This article appeared in the November issue of VICE magazine. Click HERE to subscribe.
You might prefer to think that the mozzarella on your plate and the wine in your glass arrive thanks to the efforts of a maître fromager and an erudite vintner, but you may actually have to thank a prisoner.
Today, a number of products are being produced by prisoners—food and wine among them. But opinion is divided about whether for-profit prisoner labor constitutes rehabilitation or a 21st-century version of slavery.
Last year Whole Foods pulled brands of goat cheese and tilapia from stores after activists complained that prison labor wasn't in line with the company's image of fairness and integrity. But prisoners still produce plenty of food that's sold to the public, and much of it's unlabeled—although Jeff Stultz of the Winery at Holy Cross Abbey said one of his lines of wine proudly purchases grapes from CCI—Colorado Correctional Industries.
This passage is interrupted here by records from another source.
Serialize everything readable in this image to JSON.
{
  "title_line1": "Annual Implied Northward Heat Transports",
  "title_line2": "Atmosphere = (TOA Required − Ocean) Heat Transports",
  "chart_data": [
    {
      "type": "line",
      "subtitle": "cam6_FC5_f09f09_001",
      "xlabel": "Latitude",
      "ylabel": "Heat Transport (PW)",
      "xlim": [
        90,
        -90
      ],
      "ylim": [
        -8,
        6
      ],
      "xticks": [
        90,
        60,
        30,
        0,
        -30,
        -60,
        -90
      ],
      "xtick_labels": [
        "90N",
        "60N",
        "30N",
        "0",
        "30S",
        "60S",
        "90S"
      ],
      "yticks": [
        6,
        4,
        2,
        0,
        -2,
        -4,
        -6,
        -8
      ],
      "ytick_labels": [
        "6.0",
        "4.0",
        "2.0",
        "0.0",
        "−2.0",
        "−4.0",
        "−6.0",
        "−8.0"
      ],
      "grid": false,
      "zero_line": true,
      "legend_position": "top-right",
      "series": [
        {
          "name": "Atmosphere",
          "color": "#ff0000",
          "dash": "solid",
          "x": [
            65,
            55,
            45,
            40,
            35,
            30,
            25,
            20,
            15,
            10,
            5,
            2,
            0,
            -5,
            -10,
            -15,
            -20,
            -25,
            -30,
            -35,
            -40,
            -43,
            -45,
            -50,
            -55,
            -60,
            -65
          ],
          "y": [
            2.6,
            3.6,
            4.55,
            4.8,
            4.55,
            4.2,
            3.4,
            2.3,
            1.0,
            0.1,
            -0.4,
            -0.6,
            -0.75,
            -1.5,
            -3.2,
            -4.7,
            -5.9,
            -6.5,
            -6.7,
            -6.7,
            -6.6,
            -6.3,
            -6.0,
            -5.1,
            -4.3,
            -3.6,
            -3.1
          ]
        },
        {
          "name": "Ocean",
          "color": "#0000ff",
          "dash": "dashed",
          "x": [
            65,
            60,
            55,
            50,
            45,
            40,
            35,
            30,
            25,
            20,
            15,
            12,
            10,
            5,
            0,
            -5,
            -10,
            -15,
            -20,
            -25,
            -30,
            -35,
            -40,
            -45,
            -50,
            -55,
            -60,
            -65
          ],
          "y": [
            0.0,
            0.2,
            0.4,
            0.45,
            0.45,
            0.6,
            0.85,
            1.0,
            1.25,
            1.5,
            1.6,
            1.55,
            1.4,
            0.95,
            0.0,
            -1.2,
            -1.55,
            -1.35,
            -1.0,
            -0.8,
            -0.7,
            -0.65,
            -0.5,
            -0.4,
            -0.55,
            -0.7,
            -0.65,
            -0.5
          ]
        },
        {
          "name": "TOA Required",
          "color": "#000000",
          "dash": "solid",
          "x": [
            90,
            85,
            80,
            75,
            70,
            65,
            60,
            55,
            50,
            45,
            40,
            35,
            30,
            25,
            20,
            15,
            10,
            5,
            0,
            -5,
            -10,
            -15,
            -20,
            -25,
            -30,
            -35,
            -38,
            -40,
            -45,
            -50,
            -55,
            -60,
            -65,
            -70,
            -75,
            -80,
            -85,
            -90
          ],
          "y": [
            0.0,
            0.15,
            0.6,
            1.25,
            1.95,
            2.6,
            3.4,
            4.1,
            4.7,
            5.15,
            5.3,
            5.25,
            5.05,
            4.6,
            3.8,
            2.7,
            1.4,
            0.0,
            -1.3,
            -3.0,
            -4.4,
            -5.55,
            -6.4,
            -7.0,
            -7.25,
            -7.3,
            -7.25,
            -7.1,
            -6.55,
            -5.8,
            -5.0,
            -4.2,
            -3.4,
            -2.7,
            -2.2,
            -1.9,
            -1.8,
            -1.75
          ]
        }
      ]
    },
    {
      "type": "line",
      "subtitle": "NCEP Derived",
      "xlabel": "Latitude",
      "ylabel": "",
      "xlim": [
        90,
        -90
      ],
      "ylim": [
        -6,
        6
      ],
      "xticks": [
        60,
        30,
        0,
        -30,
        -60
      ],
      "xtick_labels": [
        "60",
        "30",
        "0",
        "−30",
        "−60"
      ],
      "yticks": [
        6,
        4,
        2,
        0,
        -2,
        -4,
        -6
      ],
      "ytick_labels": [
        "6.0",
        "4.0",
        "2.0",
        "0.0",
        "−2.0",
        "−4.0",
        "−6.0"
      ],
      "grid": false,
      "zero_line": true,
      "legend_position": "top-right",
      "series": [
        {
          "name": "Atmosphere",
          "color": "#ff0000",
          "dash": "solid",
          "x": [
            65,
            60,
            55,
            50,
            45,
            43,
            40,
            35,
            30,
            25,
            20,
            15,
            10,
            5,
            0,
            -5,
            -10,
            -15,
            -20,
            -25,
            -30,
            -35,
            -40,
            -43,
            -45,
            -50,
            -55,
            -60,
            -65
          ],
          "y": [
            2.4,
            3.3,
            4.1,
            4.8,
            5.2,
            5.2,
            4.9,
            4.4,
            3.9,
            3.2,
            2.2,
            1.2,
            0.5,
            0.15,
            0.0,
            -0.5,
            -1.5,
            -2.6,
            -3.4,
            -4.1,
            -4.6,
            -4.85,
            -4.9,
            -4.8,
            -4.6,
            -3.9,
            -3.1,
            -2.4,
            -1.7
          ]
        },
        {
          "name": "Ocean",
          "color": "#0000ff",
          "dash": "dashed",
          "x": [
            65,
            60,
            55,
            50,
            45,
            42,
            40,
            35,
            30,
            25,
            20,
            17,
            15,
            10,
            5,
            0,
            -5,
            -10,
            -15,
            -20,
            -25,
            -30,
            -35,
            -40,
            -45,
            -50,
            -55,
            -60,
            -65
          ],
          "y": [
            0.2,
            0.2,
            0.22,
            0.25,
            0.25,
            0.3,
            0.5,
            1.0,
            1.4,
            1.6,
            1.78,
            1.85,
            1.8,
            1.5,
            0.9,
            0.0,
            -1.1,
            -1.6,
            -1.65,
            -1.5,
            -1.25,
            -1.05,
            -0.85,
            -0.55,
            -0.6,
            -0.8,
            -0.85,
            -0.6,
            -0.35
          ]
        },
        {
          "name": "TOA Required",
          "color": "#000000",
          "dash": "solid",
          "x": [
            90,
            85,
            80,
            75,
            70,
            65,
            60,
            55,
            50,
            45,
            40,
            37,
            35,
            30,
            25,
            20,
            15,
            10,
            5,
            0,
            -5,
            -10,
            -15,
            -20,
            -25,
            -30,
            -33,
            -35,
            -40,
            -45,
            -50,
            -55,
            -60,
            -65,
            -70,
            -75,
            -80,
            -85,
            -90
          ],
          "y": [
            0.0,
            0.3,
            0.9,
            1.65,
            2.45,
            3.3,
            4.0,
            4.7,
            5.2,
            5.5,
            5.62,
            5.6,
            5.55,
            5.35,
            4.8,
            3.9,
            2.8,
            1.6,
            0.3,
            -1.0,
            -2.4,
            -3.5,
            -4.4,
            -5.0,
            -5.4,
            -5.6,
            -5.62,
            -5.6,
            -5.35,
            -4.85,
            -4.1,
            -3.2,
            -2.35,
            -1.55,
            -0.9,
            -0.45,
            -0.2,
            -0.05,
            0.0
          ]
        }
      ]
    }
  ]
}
Critics, including Michael Allen of End Mass Incarceration Houston, believe that for-profit prison labor is tantamount to slavery redux. "It's all about race… taking advantage of disenfranchised communities. Their bottom line is to make money." Professor Erran Carmel of American University, who conducted a study on outsourced prison labor, disagrees: "The [inmates] learn what it means to wake up in the morning and go to work. That's quite important." Studies show that recidivism rates in the Prison Industry Enhancement Certification Programs, established by Congress in 1979, are lower than for inmates who don't participate, though some say there's an element of self-selection, with more educated inmates electing to join.
Still, many inmates pocket far below minimum wage, and aren't given the right to organize or receive workers' compensation, as are other American employees. Muddying the ethical waters further, American prisons are filled with a disproportionate number of black men. Alex Friedmann, the associate director of the Human Rights Defense Center and managing editor of Prison Legal News, told me, "You tend to see more of the agribusiness-type working the southern states. In some cases, prisons were built directly on top of old plantations such as Angola in Louisiana." Director Ava DuVernay's new documentary, 13TH (after the constitutional amendment that outlawed slavery, except for convicted criminals), makes the point that prisons have become the new plantations.
Friedmann said, "Nobody tracks the numbers of prisoners making food products," but "the main products are mostly agricultural." While most are used in the prisons, he said, "in Washington State, prisoners pick apples...in Florida, they package meat products." Some may end up in your home.
Tonight's hors d'oeuvres? It's possible they're being sourced from your local penitentiary.